Observo a la niña que viaja en el mismo transporte que yo, una ruta seis con destinos diferentes.
Es su mirada de duda, curiosidad, de asombro. Me impresiona la fuerza con la que se sostiene, sus manos aferradas al asiento por causa del turbulento viaje. ¿Es acaso los choferes no saben manejar o todos ellos asistieron ala misma escuela?
Mis letras también sufren una transformación por el viaje.
En un asiento cercano al mío viene un personaje a quien también le observo la mirada. Es un señor a quien le calculo ochenta y cinco años aproximadamente, viste elegante y sostiene un folder con ambas manos.

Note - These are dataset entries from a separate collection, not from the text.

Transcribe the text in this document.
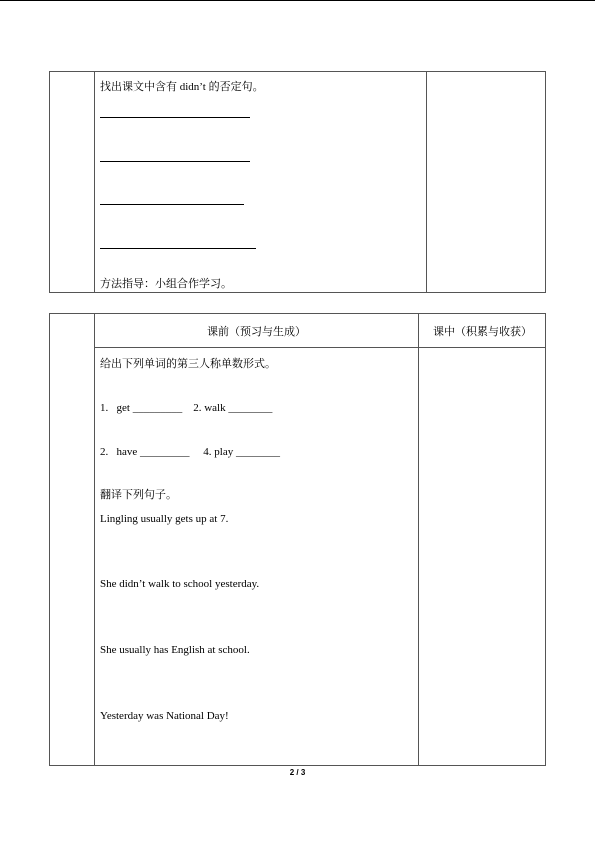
找出课文中含有 didn’t 的否定句。
方法指导：小组合作学习。
课前（预习与生成）	课中（积累与收获）
给出下列单词的第三人称单数形式。
1.   get _________    2. walk ________
2.   have _________     4. play ________
翻译下列句子。
Lingling usually gets up at 7.
She didn’t walk to school yesterday.
She usually has English at school.
Yesterday was National Day!
2 / 3
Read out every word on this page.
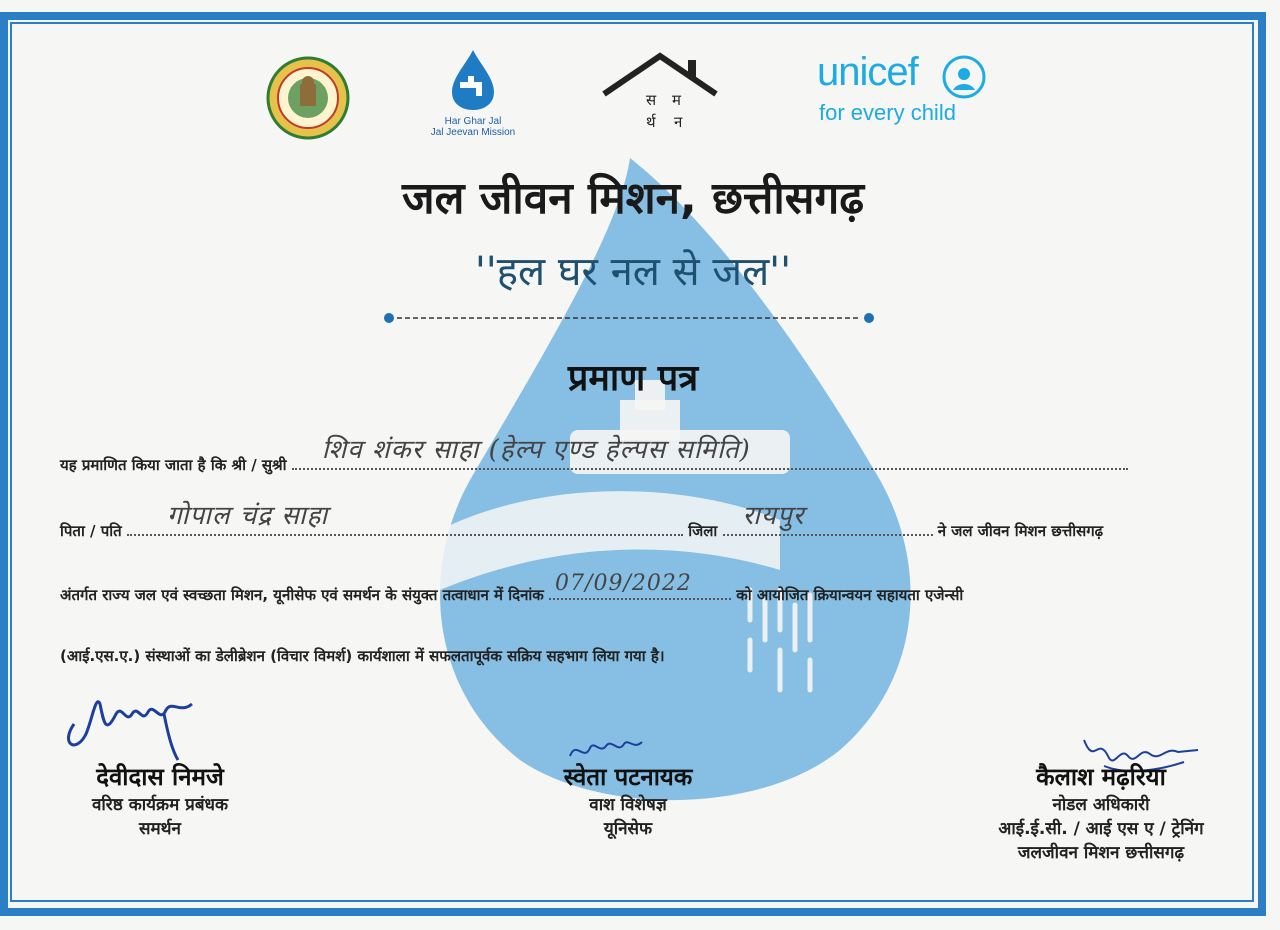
Har Ghar Jal
Jal Jeevan Mission
स म
र्थ न
unicef
for every child
जल जीवन मिशन, छत्तीसगढ़
''हल घर नल से जल''
प्रमाण पत्र
यह प्रमाणित किया जाता है कि श्री / सुश्री शिव शंकर साहा (हेल्प एण्ड हेल्पस समिति)
पिता / पति गोपाल चंद्र साहा	जिला रायपुर	ने जल जीवन मिशन छत्तीसगढ़
अंतर्गत राज्य जल एवं स्वच्छता मिशन, यूनीसेफ एवं समर्थन के संयुक्त तत्वाधान में दिनांक 07/09/2022	को आयोजित क्रियान्वयन सहायता एजेन्सी
(आई.एस.ए.) संस्थाओं का डेलीब्रेशन (विचार विमर्श) कार्यशाला में सफलतापूर्वक सक्रिय सहभाग लिया गया है।
देवीदास निमजे
वरिष्ठ कार्यक्रम प्रबंधक
समर्थन
स्वेता पटनायक
वाश विशेषज्ञ
यूनिसेफ
कैलाश मढ़रिया
नोडल अधिकारी
आई.ई.सी. / आई एस ए / ट्रेनिंग
जलजीवन मिशन छत्तीसगढ़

Pero qué mirada, demonios. Siempre me he preguntado en qué medita una persona a esa edad, qué aspiran, qué sueñan. Creo que su mirada al vacío -hundida en el vacío- dicta soledad, no lo sé.
Las miradas son el reflejo del alma de cada persona, ahí, donde los disfraces no existen.
Un par de señoras a mi lado -amas de casa por lo visto- periquean sobre sus maridos y se empavonan con sus hijos. Son conversaciones donde una puede aprender a ser "mujer, madre y esposa", y lo escribo entre comillas porque dudo que ese sea el fin de cada mujer en la tierra, ser sólo eso.
Se quedó dormida después de tanto arrullo, la pequeña quedó cobijada en los brazos de su madre quien con delicadeza plantó un beso en su frente y la sostiene.
¿En qué momento se fue el anciano? Supongo que así de rápida es la vida y la estancia en la tierra. Es como un transporte público: compartimos unos momentos juntos y luego nos vamos, salimos y entramos en la vida de tantas personas y sólo en algunas decidimos y nos permiten compartir todo el viaje, la vida.